Vogelschacht, unvollendet, und: Schmetterlinge im Schacht

11. August 2019   Rax

Wenn ich von den neuesten Rax-Forschungen erzählen soll, dann muss ich über zwei verschiedene Dinge berichten. Da ist einmal die Sache mit dem Mordstrumm Schacht mitten in den dichtesten Latschen, nur knapp über dem Göbl-Kühn-Steig zwar, aber eben mitten in den dichtesten Latschen und bis ins vergangene Jahr unbekannt. Gesehen haben ihn dann Lindi und ich Ende September 2018 vom Gipfel der Preinerwand aus, und am selben Abend noch zwei Mal, und zwar im Laserscan und als SPELIX-Warteeintrag vom überall herumwuselnden Volki, der ihn nämlich schon ein paar Wochen vorher entdeckt und auch besucht hat. Er meinte einige Tage später, gute Kletterer könnten wahrscheinlich frei zum Grund hinunter steigen, und soweit man es von oben sehen könne gibt’s auch keine Fortsetzung, aber katasterwürdig sei er vielleicht schon.
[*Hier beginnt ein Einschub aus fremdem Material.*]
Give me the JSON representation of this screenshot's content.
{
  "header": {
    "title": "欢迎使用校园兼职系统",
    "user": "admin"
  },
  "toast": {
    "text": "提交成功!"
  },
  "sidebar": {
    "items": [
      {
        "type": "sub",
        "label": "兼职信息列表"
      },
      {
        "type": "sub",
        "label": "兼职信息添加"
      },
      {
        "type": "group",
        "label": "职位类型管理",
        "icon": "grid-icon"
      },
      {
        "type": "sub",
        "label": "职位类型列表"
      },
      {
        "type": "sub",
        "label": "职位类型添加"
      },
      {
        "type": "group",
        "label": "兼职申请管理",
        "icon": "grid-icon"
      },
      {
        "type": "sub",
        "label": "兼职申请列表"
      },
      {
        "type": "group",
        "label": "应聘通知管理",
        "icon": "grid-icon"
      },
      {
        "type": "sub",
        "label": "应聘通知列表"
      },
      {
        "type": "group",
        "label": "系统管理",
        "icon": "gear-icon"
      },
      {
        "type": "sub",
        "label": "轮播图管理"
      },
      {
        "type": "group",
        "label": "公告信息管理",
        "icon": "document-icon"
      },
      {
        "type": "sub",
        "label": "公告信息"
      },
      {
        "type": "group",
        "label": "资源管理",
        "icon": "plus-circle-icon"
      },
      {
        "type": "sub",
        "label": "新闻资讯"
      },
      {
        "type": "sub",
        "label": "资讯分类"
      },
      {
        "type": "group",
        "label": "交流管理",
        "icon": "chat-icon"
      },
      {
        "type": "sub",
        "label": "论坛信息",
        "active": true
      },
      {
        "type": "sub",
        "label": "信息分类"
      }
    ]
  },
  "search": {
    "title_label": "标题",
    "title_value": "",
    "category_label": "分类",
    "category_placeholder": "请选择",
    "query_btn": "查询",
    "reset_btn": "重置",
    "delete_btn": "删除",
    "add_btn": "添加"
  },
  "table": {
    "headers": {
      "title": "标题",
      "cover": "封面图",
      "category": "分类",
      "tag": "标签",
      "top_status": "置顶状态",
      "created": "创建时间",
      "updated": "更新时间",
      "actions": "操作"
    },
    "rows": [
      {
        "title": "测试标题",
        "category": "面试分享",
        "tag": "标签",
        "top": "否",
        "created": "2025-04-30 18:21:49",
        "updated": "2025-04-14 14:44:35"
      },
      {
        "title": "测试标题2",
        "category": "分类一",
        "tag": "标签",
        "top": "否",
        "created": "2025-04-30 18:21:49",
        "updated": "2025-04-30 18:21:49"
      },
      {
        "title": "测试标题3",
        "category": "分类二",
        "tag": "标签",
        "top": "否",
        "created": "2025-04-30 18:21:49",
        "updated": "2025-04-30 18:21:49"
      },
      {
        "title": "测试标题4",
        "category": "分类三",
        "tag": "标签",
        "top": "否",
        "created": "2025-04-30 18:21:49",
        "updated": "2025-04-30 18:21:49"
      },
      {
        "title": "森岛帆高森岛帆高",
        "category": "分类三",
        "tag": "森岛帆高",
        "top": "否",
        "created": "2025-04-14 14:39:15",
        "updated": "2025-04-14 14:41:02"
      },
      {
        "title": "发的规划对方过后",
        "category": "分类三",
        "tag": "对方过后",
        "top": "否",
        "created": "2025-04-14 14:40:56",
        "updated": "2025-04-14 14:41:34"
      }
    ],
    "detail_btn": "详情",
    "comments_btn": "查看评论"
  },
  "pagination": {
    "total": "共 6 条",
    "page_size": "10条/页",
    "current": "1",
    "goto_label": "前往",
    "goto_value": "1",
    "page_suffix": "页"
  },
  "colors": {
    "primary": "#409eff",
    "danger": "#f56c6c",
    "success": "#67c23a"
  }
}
Die zweite Sache kam erst vor wenigen Tagen auf. Da rief mich der Robert an, dass es auf der Rax einen neuen Schacht gäbe. Der Franz von der Seehütte hätte es ihm gesagt. Gleich neben dem schon bekannten Schacht am Wandfuß soll er sein, beim neuen Einstieg des Königschusswandsteigs. Der Erich wisse auch schon Bescheid, von wegen Bergrettung uns so, und der hätte im SPELIX nachgeschaut und nichts Entsprechendes gefunden. Erstaunlich, denke ich mir, es gibt also in den Dolomitschrofen unter der Preinerwand sogar noch einen dritten Schacht neben dem Preinerwand- und dem Holzknechtschacht. Und wie wir wenige Tage später – Robert hätte es schon nicht mehr länger erwartet – mit Höhlen- und Kletterzeugs bepackt bei der Seehütte ankommen (Lindi, Robert und ich; der pensionierte Erich war unerreichbar) erklärt uns Franz auf einem abgegriffenen Wandfoto was er wo und wie gehört hat. Da merke ich bald, dass er den Holzknechtschacht nicht kennt, und dieser wahrscheinlich der alte „Neue“ ist. Buschtrommel-Wahrheiten. Aber der Franz liest blitzschnell in meinen Gesichtszügen, und setzt schnell noch eine andere Geschichte drauf, von einem Loch unter dem Malersteig. Da ginge es innen als Schlot nach oben und in die glatte Wand raus, und nach unten in einen Schacht. Sportkletterer hätten sich von ihren extremen Sachen durch den Schacht zum Wandfuß abgeseilt (was im Vor- und Nachhinein völlig unlogisch erscheint!)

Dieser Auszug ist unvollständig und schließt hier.